The team, the Rolling Bears, debuted this week with a 3-5 loss to the Sacramento Valley Flames in the gym at Analy High School.

Played in different forms around the world for decades, power soccer is now becoming a regulated international sport with a governing body and uniform set of rules. Just like in traditional soccer, a World Cup is held every four years.
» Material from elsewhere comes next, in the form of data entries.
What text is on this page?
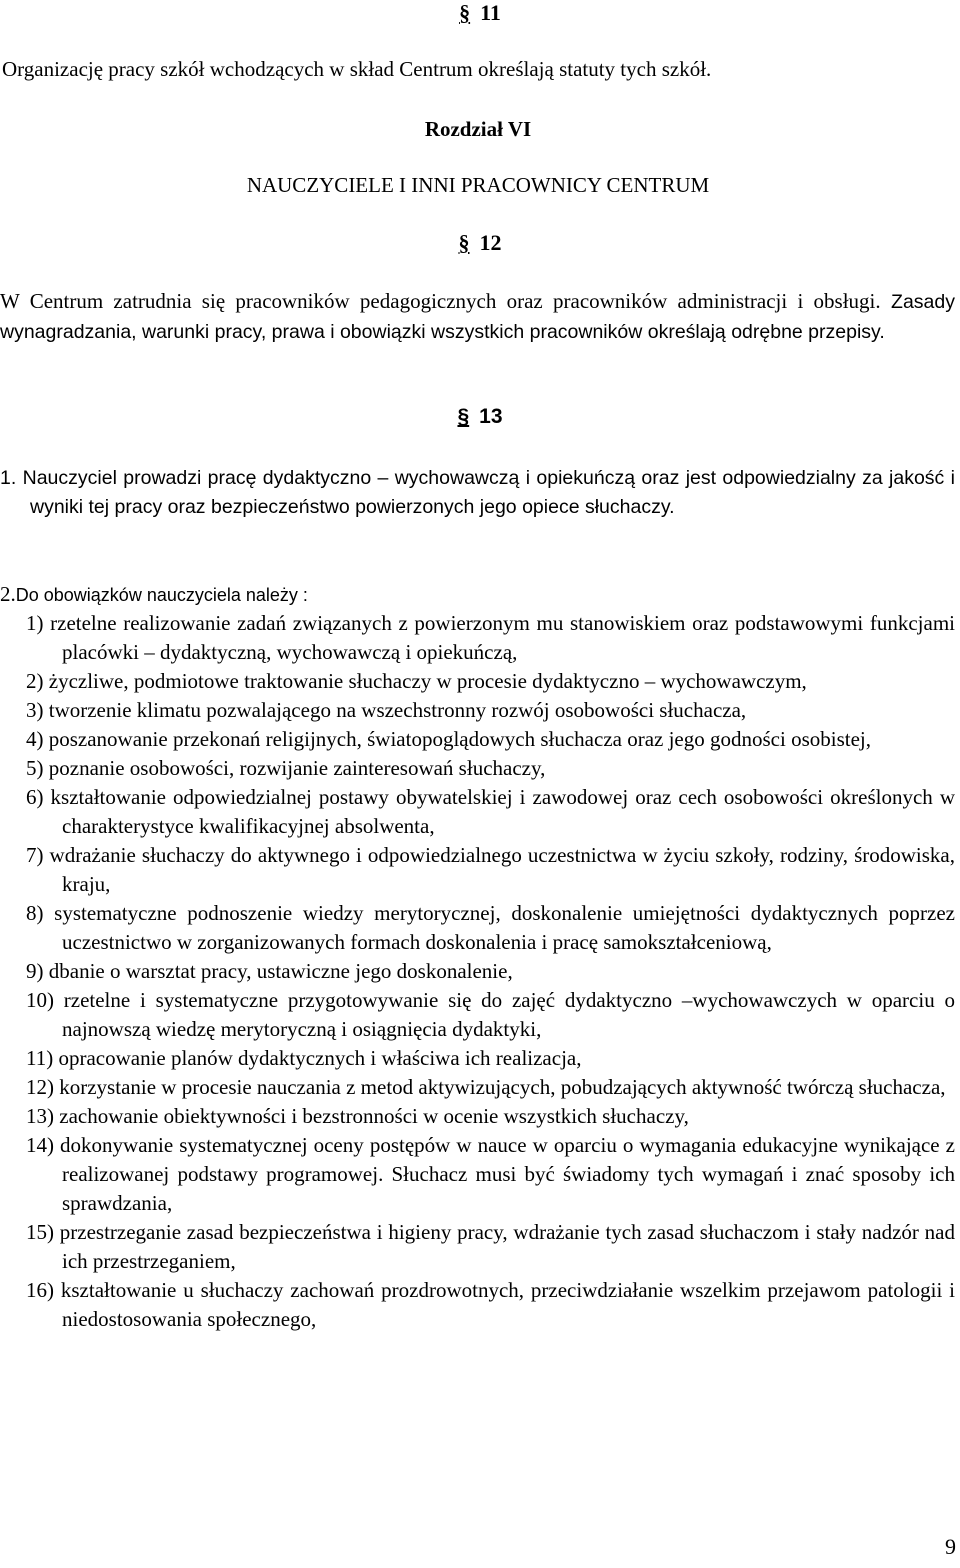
§ 11
Organizację pracy szkół wchodzących w skład Centrum określają statuty tych szkół.
Rozdział VI
NAUCZYCIELE I INNI PRACOWNICY CENTRUM
§ 12
W Centrum zatrudnia się pracowników pedagogicznych oraz pracowników administracji i obsługi. Zasady wynagradzania, warunki pracy, prawa i obowiązki wszystkich pracowników określają odrębne przepisy.
§ 13
1. Nauczyciel prowadzi pracę dydaktyczno – wychowawczą i opiekuńczą oraz jest odpowiedzialny za jakość i wyniki tej pracy oraz bezpieczeństwo powierzonych jego opiece słuchaczy.
2.Do obowiązków nauczyciela należy :
1) rzetelne realizowanie zadań związanych z powierzonym mu stanowiskiem oraz podstawowymi funkcjami placówki – dydaktyczną, wychowawczą i opiekuńczą,
2) życzliwe, podmiotowe traktowanie słuchaczy w procesie dydaktyczno – wychowawczym,
3) tworzenie klimatu pozwalającego na wszechstronny rozwój osobowości słuchacza,
4) poszanowanie przekonań religijnych, światopoglądowych słuchacza oraz jego godności osobistej,
5) poznanie osobowości, rozwijanie zainteresowań słuchaczy,
6) kształtowanie odpowiedzialnej postawy obywatelskiej i zawodowej oraz cech osobowości określonych w charakterystyce kwalifikacyjnej absolwenta,
7) wdrażanie słuchaczy do aktywnego i odpowiedzialnego uczestnictwa w życiu szkoły, rodziny, środowiska, kraju,
8) systematyczne podnoszenie wiedzy merytorycznej, doskonalenie umiejętności dydaktycznych poprzez uczestnictwo w zorganizowanych formach doskonalenia i pracę samokształceniową,
9) dbanie o warsztat pracy, ustawiczne jego doskonalenie,
10) rzetelne i systematyczne przygotowywanie się do zajęć dydaktyczno –wychowawczych w oparciu o najnowszą wiedzę merytoryczną i osiągnięcia dydaktyki,
11) opracowanie planów dydaktycznych i właściwa ich realizacja,
12) korzystanie w procesie nauczania z metod aktywizujących, pobudzających aktywność twórczą słuchacza,
13) zachowanie obiektywności i bezstronności w ocenie wszystkich słuchaczy,
14) dokonywanie systematycznej oceny postępów w nauce w oparciu o wymagania edukacyjne wynikające z realizowanej podstawy programowej. Słuchacz musi być świadomy tych wymagań i znać sposoby ich sprawdzania,
15) przestrzeganie zasad bezpieczeństwa i higieny pracy, wdrażanie tych zasad słuchaczom i stały nadzór nad ich przestrzeganiem,
16) kształtowanie u słuchaczy zachowań prozdrowotnych, przeciwdziałanie wszelkim przejawom patologii i niedostosowania społecznego,
9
But unlike in traditional soccer, the U.S. has brought home the trophy in 2007 and again in 2011 — the only two World Cups held.

“When you are watching the sport, you are watching something in its genesis,” said Ben Kinmont, Ian’s dad who for eight years has helped get Ian, now 21, from Sebastopol to Berkeley for power soccer practices with a competitive Bay Area team.
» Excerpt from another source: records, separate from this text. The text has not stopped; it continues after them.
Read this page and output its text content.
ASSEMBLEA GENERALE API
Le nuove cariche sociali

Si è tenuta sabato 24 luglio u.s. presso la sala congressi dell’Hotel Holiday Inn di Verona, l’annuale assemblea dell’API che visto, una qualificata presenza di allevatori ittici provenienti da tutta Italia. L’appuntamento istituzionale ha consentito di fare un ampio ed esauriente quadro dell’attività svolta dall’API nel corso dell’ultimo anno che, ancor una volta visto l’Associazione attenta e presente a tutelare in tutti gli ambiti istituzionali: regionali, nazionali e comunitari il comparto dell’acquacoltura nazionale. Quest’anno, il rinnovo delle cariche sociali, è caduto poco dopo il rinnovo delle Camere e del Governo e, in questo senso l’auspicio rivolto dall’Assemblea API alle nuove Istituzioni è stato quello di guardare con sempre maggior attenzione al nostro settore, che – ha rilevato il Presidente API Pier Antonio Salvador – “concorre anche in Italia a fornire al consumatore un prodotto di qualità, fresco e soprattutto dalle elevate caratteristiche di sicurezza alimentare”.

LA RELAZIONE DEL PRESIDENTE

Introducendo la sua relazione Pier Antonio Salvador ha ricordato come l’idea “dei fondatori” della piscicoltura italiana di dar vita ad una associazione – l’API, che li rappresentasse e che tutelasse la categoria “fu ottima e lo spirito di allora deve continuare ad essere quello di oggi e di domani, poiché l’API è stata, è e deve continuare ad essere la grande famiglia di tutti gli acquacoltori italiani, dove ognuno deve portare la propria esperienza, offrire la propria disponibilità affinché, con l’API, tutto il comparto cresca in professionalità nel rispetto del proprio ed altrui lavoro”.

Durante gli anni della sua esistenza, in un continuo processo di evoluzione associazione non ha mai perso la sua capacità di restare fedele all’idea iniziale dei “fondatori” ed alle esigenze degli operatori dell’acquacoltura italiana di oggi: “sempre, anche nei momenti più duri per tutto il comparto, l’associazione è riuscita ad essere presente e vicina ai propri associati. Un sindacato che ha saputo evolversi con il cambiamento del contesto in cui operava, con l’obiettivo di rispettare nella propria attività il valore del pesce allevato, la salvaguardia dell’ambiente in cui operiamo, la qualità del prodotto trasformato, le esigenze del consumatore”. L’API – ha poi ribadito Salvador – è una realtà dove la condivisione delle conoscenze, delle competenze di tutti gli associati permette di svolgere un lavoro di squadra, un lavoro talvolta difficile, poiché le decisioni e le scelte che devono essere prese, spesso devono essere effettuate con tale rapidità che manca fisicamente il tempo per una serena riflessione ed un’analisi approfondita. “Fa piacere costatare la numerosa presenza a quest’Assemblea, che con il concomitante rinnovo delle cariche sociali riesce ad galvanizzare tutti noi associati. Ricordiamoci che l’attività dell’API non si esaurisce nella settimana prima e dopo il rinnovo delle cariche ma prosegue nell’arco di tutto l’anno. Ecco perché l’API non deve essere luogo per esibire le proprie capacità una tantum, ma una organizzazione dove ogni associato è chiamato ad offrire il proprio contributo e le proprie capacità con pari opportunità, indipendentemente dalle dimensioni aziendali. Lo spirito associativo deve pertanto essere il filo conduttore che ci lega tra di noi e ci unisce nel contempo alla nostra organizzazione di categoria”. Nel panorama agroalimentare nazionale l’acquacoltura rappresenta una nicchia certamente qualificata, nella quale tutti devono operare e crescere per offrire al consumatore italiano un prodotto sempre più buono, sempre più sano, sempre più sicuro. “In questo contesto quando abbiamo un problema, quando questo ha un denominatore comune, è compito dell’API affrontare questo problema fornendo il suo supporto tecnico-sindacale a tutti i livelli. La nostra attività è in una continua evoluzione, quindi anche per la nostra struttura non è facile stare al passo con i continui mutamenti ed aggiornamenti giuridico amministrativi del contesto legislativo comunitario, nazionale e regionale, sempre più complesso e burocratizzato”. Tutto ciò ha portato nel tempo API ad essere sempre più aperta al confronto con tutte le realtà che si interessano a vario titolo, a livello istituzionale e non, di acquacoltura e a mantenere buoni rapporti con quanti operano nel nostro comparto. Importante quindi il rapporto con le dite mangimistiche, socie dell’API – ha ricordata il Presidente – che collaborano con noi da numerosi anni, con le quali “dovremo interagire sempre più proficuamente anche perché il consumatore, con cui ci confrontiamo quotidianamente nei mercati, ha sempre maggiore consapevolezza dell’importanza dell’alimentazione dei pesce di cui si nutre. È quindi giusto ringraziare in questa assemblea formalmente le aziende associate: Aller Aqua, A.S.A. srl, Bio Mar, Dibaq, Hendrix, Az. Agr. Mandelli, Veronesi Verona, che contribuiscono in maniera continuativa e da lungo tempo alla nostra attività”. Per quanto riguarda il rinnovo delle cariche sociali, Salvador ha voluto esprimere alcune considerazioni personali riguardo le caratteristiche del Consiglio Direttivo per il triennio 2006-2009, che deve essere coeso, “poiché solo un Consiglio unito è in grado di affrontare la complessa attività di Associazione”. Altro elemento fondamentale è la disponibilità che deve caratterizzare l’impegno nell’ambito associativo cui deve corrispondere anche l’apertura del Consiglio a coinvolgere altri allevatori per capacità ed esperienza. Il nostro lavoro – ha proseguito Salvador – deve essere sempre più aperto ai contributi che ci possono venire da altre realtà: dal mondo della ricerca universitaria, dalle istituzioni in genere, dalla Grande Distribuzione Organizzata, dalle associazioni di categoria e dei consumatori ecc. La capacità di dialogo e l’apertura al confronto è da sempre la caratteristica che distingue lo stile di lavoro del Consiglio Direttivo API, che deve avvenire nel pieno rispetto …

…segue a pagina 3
Ian Kinmont, 21, was convinced that if Sonoma County residents found out about power soccer, there would be more than enough interest to build and sustain a team.

“Here’s a population of people who have never had a chance to compete in their lives,” Ben Kinmont said. “To him, that’s where the spirit is. He likes that people are meeting each other, that everybody plays together. Everyone has the right to play.”

Ian, who has cerebral palsy, is fresh from a national championship with his Berkeley Crushers club this spring. He doesn’t compete with the Rolling Bears, he’s the coach and president of the club. He sets up practice, dreams up fundraisers and works to find teams the Rolling Bears can compete with.